After one month at a new job you decide to save $50. Each month you plan to increase your savings by five dollars.
a.)Write an explicit formula to model the amount you will save each month.
b.)How much will you save in the seventh month?
To solve this problem, we can use a formula to calculate the amount saved each month. The formula for an arithmetic sequence is given by:
\[a_n = a_1 + (n - 1)d\]
where:
- \(a_n\) is the term we want to find (amount saved in a particular month)
- \(a_1\) is the first term (amount saved in the first month)
- \(n\) is the nth term (number of months passed)
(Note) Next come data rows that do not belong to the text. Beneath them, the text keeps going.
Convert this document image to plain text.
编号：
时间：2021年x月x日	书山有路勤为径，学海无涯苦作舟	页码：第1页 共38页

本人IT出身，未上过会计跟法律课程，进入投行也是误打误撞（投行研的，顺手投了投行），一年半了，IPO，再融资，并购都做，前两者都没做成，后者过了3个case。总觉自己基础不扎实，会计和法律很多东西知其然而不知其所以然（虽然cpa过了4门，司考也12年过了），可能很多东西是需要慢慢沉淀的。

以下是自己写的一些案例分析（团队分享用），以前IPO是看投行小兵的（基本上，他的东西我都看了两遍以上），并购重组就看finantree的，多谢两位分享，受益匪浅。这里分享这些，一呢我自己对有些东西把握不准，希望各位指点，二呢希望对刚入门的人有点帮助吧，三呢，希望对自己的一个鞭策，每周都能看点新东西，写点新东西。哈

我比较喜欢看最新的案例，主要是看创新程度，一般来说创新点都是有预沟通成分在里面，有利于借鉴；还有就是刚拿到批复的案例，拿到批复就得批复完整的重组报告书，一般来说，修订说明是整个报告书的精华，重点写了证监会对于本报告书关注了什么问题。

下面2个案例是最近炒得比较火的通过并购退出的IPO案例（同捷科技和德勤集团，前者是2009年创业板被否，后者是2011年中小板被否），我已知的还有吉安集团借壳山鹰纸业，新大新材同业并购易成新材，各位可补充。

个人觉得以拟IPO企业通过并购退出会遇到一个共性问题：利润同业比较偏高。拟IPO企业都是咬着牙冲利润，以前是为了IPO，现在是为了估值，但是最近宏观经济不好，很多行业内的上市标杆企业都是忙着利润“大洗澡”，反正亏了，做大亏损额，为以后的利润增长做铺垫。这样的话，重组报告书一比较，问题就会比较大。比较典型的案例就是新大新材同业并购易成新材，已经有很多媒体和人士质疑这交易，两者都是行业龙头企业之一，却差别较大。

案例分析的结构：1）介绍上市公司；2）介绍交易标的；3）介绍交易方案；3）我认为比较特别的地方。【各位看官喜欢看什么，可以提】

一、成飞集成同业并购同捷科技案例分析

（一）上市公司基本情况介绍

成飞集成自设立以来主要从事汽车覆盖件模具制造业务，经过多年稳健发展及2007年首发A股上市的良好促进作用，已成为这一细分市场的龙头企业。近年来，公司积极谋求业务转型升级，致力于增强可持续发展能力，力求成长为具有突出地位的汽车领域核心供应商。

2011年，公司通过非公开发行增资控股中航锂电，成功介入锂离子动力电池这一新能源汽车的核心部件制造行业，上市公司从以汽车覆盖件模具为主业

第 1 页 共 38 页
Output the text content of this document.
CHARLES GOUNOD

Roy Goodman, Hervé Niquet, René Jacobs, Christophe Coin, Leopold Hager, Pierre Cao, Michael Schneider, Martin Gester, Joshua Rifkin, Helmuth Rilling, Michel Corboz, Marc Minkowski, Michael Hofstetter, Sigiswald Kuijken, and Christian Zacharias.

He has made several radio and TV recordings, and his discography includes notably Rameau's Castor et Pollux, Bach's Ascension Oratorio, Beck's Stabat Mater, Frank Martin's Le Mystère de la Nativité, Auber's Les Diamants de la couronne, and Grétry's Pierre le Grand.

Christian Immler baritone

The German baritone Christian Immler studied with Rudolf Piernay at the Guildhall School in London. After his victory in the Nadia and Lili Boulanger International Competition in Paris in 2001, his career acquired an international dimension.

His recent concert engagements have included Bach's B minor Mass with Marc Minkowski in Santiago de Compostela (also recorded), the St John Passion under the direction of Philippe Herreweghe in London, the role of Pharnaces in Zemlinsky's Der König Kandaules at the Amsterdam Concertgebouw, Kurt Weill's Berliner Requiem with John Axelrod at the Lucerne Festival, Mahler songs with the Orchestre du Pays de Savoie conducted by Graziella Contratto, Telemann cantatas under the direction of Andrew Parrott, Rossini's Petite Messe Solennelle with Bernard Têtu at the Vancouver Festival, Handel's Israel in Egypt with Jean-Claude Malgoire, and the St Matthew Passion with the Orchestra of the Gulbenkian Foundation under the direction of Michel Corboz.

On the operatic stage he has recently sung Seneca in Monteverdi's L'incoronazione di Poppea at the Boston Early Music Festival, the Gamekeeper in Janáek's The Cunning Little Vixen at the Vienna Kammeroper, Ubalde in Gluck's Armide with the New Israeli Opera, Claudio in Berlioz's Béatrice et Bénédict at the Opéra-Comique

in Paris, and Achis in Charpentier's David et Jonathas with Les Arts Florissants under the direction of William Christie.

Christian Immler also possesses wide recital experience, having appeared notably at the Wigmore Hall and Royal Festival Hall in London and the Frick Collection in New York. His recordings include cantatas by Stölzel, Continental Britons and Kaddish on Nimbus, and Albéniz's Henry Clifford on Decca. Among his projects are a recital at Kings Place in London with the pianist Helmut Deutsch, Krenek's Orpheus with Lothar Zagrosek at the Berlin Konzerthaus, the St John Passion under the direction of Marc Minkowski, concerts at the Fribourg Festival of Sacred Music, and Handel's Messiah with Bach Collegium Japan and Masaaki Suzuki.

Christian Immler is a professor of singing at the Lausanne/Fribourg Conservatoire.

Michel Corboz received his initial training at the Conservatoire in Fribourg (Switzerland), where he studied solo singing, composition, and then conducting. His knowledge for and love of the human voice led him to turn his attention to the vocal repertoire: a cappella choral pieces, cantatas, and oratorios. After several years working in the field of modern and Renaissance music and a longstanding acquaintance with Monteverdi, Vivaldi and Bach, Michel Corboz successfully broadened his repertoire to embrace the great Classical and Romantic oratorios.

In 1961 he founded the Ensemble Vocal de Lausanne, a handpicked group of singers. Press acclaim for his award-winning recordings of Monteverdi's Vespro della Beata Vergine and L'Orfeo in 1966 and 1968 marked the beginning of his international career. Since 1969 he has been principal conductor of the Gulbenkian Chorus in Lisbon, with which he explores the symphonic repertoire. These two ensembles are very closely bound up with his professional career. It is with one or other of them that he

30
- \(d\) is the common difference (increase in savings each month)
In this case, we know that \(a_1 = 50\) (the amount saved in the first month) and \(d = 5\) (the increase in savings each month).
a.) Writing the explicit formula for the amount you will save each month:
Using the arithmetic sequence formula, we can substitute the given values into the equation:
\[a_n = 50 + (n - 1) \cdot 5\]
Simplifying this equation gives us the explicit formula:
\[a_n = 50 + 5n - 5\]
\[a_n = 45 + 5n\]
b.) How much will you save in the seventh month?
To find the amount saved in the seventh month, we need to substitute \(n = 7\) into the formula:
\[a_7 = 45 + 5 \cdot 7\]
\[a_7 = 45 + 35\]
\[a_7 = 80\]
Therefore, you will save $80 in the seventh month.